A unified wrapper function for generating various types of synthetic data to test manifold learning techniques and demonstrate differences.

Usage

manifold_synthetic_data(
  type = c("swiss_role", "clusters", "trajectory"),
  n_samples,
  dim = 32L,
  n_clusters = 15L,
  cell_trajectories = NULL,
  topology = c("bifurcation", "linear", "combination"),
  noise = 0.1,
  seed = 42L
)

Arguments

type

Character. Type of synthetic data to generate. One of:

  • "swiss_role" - Swiss role manifold

  • "clusters" - Clustered data

  • "trajectory" - A trajectory-like data with branching. You can specify your own topology via cell_trajectories or use one of the pre- defined ones via topology.

n_samples

Integer. Number of data points to generate.

dim

Integer. Dimensionality of the data (used for "clusters" and "trajectory").

n_clusters

Integer.
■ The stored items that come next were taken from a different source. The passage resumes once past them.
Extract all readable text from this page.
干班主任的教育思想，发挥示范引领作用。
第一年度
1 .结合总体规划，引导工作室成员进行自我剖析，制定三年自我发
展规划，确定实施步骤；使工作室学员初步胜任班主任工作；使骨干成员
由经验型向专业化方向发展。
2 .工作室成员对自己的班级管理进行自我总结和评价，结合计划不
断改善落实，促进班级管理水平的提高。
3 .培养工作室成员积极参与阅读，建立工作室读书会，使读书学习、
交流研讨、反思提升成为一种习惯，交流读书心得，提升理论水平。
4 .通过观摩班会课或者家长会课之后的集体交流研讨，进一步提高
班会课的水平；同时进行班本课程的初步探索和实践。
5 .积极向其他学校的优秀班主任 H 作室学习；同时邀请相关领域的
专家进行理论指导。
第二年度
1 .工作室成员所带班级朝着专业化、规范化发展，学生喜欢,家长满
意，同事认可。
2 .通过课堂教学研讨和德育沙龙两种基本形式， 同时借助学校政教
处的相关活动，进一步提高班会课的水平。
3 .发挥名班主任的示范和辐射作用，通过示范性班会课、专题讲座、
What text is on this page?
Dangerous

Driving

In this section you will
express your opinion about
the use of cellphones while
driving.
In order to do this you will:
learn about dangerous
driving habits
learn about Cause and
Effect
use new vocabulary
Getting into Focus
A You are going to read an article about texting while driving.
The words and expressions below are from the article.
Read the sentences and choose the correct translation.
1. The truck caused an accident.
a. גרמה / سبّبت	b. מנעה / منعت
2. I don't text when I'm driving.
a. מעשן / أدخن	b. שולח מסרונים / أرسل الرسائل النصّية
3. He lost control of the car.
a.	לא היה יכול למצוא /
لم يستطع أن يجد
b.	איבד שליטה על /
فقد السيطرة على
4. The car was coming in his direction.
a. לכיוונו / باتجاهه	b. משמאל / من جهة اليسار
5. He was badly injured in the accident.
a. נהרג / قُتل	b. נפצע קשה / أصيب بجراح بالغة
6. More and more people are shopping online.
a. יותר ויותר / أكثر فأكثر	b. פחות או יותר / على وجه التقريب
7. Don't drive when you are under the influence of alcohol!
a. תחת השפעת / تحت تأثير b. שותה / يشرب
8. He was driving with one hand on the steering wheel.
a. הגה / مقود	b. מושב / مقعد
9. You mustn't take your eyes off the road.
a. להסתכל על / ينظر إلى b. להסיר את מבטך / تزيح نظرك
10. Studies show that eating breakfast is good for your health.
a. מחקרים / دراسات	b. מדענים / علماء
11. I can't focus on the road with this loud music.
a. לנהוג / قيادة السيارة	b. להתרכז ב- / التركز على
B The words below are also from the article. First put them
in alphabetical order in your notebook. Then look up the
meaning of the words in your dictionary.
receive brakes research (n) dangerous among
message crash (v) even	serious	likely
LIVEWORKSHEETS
Number of clusters (used for "clusters" type). Default is 15L.

cell_trajectories

Optional list. Named list to use to provide your own topology for the "trajectory" version.

topology

String. One of c("bifurcation", "linear", "combination"). If cell trajectories is not NULL, this will be ignored.

noise

Numeric. Amount of noise to add (used for "swiss_role" and "tree"). must be any non 0 positive value. Default is 0.1.

seed

Integer. Seed for reproducibility.

Value

A list with the following elements:

  • data - Numerical matrix with the generated data

  • membership - Vector of cluster/branch assignments (NULL for swiss_role)

Examples

if (FALSE) { # \dontrun{

# Generate Swiss role data
swiss <- manifold_synthetic_data(
  "swiss_role",
  n_samples = 1000L
)

# Generate clustered data
clusters <- manifold_synthetic_data(
  "clusters",
  n_samples = 1000L,
  dim = 10L,
  n_clusters = 5L
)

# Generate trajectory-like data
trajectory <- manifold_synthetic_data(
  "trajectory",
  n_samples = 1000L,
  dim = 10L,
  cell_trajectories = NULL, # use a topology
  topology = "bifurcation"
)
} # }